Jock Fistick | Bloomberg via Getty Images

The dollar surged to nearly two-month highs against the yen on Tuesday as risk appetite improved following the French election and investors focused on monetary policy and potential upcoming Federal Reserve interest rate hikes.

U.S. benchmark 10-year Treasury yields hit five-week highs, with rate futures pricing in close to a 90 percent chance of an interest rate increase next month. Yields on U.S. two-year notes, the tenor most sensitive to rate hike expectations, also advanced on Tuesday, climbing to eight-week peaks.

The dollar index, tracking the greenback's value against six major currencies, rose to a three-week high, in line with the gains in yields.

What's influencing the euro

"While the U.S. economy saw a marked deceleration in the first quarter, the overall outlook remains solid and the Fed is still widely expected to raise U.S. lending rates in June and
likely again in September," said Omer Esiner, chief market analyst, at Commonwealth Foreign Exchange in Washington.

The interest rate premium investors receive for holding dollar 10-year government bonds instead of their equivalents rose to its highest since the end of March overnight.

In late morning trading, the dollar was up 0.88 percent against the yen at 114.25 yen , after earlier hitting its highest level since mid-March. The euro also rose against the yen, up 0.39 percent at 124.16 yen.

The Swiss franc, another currency with firmly negative interest rates as well as a central bank actively seeking to weaken it with market intervention, fell to its lowest against the euro since mid-October.
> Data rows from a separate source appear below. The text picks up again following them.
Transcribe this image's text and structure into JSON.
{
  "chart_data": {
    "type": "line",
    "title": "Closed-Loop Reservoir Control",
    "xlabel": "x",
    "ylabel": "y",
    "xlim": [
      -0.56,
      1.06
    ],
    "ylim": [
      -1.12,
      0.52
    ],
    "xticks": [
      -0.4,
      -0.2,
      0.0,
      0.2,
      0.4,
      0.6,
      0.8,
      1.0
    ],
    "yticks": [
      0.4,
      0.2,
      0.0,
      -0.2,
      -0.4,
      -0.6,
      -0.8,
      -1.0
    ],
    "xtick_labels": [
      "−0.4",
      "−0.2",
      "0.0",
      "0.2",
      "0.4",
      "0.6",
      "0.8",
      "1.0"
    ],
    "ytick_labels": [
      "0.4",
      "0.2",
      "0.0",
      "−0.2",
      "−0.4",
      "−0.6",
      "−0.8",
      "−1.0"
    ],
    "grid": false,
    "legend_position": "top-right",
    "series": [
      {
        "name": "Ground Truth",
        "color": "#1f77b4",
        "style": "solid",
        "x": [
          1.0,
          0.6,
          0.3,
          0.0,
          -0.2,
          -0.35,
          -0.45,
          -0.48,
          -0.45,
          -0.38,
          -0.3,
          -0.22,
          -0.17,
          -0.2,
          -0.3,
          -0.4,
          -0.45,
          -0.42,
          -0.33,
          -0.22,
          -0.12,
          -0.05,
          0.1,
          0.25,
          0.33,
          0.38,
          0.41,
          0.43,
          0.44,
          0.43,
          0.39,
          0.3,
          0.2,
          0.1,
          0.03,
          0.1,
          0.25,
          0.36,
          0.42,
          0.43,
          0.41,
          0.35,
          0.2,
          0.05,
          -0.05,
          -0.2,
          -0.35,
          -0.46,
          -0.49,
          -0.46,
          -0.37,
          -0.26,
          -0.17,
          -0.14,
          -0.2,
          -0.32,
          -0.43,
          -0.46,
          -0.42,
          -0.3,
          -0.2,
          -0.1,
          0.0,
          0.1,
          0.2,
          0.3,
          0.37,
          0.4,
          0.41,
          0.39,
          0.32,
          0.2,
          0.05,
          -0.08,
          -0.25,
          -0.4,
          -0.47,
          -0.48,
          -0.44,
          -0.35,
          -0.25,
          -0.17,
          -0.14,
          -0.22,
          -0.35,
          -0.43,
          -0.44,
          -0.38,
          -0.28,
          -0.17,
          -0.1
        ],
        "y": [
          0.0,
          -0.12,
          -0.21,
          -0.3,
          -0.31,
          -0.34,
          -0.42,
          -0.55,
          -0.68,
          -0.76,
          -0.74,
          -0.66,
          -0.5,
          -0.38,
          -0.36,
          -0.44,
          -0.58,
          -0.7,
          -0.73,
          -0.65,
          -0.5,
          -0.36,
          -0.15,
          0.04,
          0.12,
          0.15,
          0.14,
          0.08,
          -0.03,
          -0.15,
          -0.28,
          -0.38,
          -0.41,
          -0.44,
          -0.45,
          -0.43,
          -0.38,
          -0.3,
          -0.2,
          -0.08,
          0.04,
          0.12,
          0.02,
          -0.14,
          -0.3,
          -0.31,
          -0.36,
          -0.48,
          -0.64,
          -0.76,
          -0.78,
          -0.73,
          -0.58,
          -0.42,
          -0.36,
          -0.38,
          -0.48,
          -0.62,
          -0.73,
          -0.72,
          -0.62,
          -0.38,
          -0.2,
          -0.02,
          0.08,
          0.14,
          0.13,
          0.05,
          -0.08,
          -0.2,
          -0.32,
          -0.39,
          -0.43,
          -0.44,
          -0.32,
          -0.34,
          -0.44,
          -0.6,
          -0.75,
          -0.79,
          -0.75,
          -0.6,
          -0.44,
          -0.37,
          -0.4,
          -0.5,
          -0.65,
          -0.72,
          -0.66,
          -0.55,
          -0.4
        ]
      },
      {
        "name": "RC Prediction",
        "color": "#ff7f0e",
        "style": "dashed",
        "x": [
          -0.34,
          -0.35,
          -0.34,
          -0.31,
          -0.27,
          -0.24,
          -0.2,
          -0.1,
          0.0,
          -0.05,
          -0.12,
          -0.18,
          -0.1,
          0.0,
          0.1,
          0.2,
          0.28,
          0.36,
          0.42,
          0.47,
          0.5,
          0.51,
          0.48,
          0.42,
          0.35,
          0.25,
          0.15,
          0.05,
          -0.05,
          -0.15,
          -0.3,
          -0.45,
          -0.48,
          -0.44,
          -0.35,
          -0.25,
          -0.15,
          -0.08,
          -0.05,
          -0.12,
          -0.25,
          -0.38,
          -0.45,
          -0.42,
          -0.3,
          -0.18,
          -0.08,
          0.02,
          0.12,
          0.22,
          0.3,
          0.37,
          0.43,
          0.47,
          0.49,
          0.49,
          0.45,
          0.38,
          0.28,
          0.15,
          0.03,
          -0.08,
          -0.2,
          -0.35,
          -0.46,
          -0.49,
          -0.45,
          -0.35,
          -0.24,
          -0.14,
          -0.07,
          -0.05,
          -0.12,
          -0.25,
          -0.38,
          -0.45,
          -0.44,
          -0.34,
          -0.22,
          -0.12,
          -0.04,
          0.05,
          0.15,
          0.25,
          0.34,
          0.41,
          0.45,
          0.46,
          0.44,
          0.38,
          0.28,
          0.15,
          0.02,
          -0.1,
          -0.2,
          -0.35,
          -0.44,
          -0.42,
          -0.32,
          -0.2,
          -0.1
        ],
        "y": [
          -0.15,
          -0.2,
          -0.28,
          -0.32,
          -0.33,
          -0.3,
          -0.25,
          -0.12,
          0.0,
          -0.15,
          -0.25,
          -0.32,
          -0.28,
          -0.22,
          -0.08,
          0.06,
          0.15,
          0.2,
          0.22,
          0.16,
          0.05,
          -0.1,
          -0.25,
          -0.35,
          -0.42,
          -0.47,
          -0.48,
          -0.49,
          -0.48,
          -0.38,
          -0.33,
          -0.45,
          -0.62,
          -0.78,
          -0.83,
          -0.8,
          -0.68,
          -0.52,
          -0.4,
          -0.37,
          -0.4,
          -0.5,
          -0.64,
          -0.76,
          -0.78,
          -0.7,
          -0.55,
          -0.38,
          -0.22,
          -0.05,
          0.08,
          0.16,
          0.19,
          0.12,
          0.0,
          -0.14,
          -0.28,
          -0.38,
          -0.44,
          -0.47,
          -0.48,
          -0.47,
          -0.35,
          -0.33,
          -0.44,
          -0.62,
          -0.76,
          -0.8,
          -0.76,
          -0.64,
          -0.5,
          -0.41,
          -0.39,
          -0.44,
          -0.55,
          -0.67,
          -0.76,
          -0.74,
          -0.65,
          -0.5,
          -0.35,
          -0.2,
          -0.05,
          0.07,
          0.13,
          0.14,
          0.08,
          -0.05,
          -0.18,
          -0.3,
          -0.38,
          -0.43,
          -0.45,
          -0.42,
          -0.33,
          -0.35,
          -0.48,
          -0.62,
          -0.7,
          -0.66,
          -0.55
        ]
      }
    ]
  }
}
It was down just over 2 percent against the euro over the last two weeks, compared to an almost 3 percent fall in the dollar.

The euro was last up 0.4 percent at 1.0952 francs, while the dollar rose 0.8 percent to 1.0068 francs.

Market measures of volatility for euro-dollar rates have hit their lowest in three years in the past week and Deutsche Bank strategist Oliver Harvey warned in a note on Tuesday of the risks of a turn in that trend.

Where the euro is headed

"One of the main themes this year has been the fall in vol ... but there are increasing signs a turning point is close," he said, pointing to the risks of downbeat signals on global growth
and the chances of the Fed outpacing expectations on future policy moves.

The euro dipped back below $1.09, down 0.35 percent, falling from six-month highs hit after Emmanuel Macron's victory in the French presidential election on Sunday.